I am not the greatest fan of director Sofia Coppola, and generally regard her as a NEPO baby par excellence, who insists on writing and film about an uninteresting privileged clique that only people like her ever meet. I’m not sure that she is doing anything different here, but at least we get to see how Priscilla is barely able to cope with the sort of exclusive atmosphere which is a second home for Coppola and her mates. The first half of the film, at least, is revealing and fascinating.

But then, after a while, the film starts to drag. Elvis goes on tour and leaves Priscilla on her own at home, feeling lonely. When he is at home, he prefers to hang out with his entourage. This is all very sad, but it’s no different to countless other scenes which preceded it. The point has been made. Although the film covers 15 years or so, we don’t see any palpable change in Priscilla’s behaviour. We learn nothing from watching the same scenes over and over again.

The result is that, although Priscilla’s situation gradually changes – at first she is entirely isolated at Graceland, where the Presley family won’t allow even her schoolfriends come to visit, but by the end she has accumulated a group of female friends – we don’t witness any character development in her- She remains the same victim until – Spoiler Alert about something which happened 50 years ago – she ups and leaves. We know why, but don’t see what made her make that move then.

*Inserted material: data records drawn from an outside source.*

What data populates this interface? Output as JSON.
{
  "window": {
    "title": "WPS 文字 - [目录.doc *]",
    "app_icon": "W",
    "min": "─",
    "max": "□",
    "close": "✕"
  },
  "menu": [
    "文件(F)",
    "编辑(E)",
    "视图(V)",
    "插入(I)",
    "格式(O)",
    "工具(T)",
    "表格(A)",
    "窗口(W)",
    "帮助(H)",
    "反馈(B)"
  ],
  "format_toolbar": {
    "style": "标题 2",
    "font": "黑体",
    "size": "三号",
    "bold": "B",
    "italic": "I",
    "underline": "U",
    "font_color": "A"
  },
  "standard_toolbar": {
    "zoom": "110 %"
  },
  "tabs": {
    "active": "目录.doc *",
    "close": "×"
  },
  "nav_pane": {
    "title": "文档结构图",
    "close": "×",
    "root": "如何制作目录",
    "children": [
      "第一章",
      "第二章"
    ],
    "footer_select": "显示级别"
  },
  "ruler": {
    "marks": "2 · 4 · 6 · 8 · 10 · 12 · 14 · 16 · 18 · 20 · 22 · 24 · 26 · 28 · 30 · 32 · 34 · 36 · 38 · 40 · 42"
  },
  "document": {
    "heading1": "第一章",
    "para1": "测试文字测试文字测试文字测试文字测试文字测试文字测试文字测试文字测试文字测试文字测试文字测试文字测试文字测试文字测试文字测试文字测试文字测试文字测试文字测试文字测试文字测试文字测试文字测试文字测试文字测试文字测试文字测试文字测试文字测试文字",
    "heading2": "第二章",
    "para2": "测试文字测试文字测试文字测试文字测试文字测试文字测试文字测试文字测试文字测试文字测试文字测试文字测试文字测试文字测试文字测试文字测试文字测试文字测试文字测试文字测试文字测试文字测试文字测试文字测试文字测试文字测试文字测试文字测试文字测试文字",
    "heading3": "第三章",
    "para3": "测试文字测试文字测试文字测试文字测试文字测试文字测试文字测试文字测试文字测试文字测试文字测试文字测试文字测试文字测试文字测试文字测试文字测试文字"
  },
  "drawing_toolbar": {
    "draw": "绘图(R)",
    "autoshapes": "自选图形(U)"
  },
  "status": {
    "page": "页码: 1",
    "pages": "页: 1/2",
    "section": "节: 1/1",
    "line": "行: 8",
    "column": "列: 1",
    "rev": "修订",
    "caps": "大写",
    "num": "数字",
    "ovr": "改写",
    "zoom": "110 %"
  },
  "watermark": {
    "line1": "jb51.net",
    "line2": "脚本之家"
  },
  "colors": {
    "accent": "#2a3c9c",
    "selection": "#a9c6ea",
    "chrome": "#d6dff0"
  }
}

I have a couple of more minor complaints. There is a prolonged section where Elvis turns to Eastern mysticism which does little to push the plot forward. And in the trailer, Jacob Elordi looks nothing like Elvis. In the film there are more similarities, but he always looks way too tall. In real life, Elvis was under six feet tall. In the film he towers over Priscilla, which may make an important dramatic point, but it also keeps you thinking: “that’s not Elvis”.

The soundtrack, which is full of anachronistic tunes, has been described by some critics as “bold”, whereas I’d prefer to call it “lazy”. Why would a film about one of the greatest singer ever largely refuse to include his own songs? One argument would be parsimony – it just costs too much to play Elvis these day, but this is not a cheap film, Another would say that this is a film about Priscilla, we needn’t bring Elvis into this, although he clearly features in most scenes.

Let’s just say that a more Elvis-heavy soundtrack would have made more sense with me, but the film doesn’t swim or sink with that. Given that the film largely portrays Elvis as being a bit of an inconsiderate bastard, I sort of understand the editorial decision to omit his songs, even if I don’t really agree with it. Listening to the vaguely contemporary songs as we watch Elvis and Priscilla act out their destiny, all just feels a little odd.

In this way, it reflects the film. Much better than I was expecting to start with, but something which by the end has outstayed its welcome.